"We chose three families that live different lifestyles so viewers could relate to at least one of the families and realize that anyone can do something without completely changing everything about their house or life," says Donald Kelley, producer of "Energy Smackdown" for TV3 Medford.
The initial reason for developing a television show about families saving energy was to encourage community awareness about ecofriendly options in their own homes, Mr. Kelley says.
While a TV show about how to cut your carbon footprint could have taken many forms, Kelley and his production team wanted to capitalize on the popularity of reality TV. He also tapped into the most recent research on the role peer pressure plays in making ecological choices.

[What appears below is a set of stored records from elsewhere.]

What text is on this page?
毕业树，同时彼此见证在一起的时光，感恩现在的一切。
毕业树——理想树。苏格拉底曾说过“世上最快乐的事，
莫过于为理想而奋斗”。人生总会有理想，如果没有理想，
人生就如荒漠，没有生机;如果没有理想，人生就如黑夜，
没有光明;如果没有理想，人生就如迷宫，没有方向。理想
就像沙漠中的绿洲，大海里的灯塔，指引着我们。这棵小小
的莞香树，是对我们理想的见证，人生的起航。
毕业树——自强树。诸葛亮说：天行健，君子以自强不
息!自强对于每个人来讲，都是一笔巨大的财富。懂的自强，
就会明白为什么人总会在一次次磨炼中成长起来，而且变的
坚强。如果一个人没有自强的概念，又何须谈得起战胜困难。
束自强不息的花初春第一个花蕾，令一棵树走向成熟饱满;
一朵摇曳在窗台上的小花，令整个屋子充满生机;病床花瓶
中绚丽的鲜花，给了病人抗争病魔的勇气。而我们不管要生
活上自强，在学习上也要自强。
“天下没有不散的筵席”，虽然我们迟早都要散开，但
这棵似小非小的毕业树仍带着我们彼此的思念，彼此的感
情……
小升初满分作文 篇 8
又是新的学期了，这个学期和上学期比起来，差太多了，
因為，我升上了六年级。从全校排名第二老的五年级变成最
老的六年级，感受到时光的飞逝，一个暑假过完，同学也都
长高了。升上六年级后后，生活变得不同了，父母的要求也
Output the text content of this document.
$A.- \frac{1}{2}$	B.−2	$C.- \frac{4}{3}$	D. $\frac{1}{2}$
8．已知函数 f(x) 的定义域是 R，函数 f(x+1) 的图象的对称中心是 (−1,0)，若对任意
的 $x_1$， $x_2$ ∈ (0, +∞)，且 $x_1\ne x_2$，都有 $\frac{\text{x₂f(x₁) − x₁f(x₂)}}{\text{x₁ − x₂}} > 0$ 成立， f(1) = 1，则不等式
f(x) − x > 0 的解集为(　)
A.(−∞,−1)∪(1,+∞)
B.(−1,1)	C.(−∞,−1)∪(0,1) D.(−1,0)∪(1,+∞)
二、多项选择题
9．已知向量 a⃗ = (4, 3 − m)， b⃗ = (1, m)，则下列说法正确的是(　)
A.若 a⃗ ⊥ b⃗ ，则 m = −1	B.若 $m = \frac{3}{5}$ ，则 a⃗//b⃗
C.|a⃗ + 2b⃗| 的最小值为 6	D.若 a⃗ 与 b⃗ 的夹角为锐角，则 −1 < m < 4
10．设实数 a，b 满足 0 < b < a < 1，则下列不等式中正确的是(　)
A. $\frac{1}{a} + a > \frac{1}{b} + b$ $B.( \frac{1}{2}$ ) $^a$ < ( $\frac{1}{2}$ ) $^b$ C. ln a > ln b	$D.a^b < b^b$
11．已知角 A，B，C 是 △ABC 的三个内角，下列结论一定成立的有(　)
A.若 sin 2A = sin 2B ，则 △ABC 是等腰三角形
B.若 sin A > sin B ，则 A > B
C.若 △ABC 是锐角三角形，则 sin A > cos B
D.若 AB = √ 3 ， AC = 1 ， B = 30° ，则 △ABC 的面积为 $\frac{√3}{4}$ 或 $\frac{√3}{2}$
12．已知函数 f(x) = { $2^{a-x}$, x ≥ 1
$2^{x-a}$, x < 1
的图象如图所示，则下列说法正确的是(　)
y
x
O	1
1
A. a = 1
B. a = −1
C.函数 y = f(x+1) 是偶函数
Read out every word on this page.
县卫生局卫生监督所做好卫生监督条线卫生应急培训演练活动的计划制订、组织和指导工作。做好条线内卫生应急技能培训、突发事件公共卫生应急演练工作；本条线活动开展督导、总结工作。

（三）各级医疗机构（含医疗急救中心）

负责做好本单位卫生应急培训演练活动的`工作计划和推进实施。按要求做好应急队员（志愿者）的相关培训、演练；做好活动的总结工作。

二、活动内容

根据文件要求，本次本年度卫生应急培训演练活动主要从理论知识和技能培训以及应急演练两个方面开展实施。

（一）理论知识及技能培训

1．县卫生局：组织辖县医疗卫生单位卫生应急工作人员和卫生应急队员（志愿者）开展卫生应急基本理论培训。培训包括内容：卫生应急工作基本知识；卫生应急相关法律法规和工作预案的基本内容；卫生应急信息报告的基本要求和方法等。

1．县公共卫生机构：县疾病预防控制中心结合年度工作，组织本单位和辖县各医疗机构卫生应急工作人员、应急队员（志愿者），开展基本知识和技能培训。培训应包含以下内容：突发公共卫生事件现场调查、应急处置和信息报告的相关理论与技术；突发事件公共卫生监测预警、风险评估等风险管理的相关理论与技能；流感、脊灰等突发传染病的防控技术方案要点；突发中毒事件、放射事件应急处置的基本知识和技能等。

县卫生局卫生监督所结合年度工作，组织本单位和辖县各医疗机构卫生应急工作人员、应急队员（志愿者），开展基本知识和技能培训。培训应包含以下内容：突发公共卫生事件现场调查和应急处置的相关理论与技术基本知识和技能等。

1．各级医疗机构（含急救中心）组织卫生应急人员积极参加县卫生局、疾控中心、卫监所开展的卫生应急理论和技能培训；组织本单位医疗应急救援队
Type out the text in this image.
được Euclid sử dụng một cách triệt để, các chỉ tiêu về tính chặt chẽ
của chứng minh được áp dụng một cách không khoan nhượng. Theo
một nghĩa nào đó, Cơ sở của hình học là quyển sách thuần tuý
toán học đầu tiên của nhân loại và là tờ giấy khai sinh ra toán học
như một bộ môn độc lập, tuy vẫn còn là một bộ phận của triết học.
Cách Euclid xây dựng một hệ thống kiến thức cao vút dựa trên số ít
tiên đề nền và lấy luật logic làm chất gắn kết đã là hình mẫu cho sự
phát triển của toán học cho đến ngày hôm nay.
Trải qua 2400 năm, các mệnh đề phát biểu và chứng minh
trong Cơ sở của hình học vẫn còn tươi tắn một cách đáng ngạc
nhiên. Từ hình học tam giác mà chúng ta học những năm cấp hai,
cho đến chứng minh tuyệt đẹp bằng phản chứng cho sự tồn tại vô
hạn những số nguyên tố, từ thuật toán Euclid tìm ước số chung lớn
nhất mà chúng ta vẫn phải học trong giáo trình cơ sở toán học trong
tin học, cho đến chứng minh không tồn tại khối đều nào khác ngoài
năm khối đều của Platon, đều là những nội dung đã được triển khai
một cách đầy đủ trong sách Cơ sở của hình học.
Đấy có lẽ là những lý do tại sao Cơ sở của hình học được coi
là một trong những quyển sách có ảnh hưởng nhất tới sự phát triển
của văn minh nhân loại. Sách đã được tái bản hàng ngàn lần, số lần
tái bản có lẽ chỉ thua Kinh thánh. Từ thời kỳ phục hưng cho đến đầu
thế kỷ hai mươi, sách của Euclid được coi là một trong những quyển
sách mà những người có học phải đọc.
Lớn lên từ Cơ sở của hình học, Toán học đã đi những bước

According to a recent American Psychological Association study, people are more likely to make green choices if they think others are, too. And according to Karen Ehrhardt-Martinez of the American Council for an Energy-Efficient Economy, competitions "can be very effective" in inspiring change because "social incentives are often more effective than economic incentives in spurring people to change their behavior."
The competition began in March with a baseline assessment of each family's energy use. They plugged their lifestyle numbers (electricity use, travel, gas use, garbage generation) into a CO2 emissions calculator (www.epa.gov/climatechange/emissions/ind_calculator.html).
At the start, Team van der Nou was in the lead: It produced 10,216 pounds of CO2 per person per year, followed by Team Eco-Cluggi (18,692 pounds) and Moot Roosa at 26,733. The national average is 15,000 pounds per person.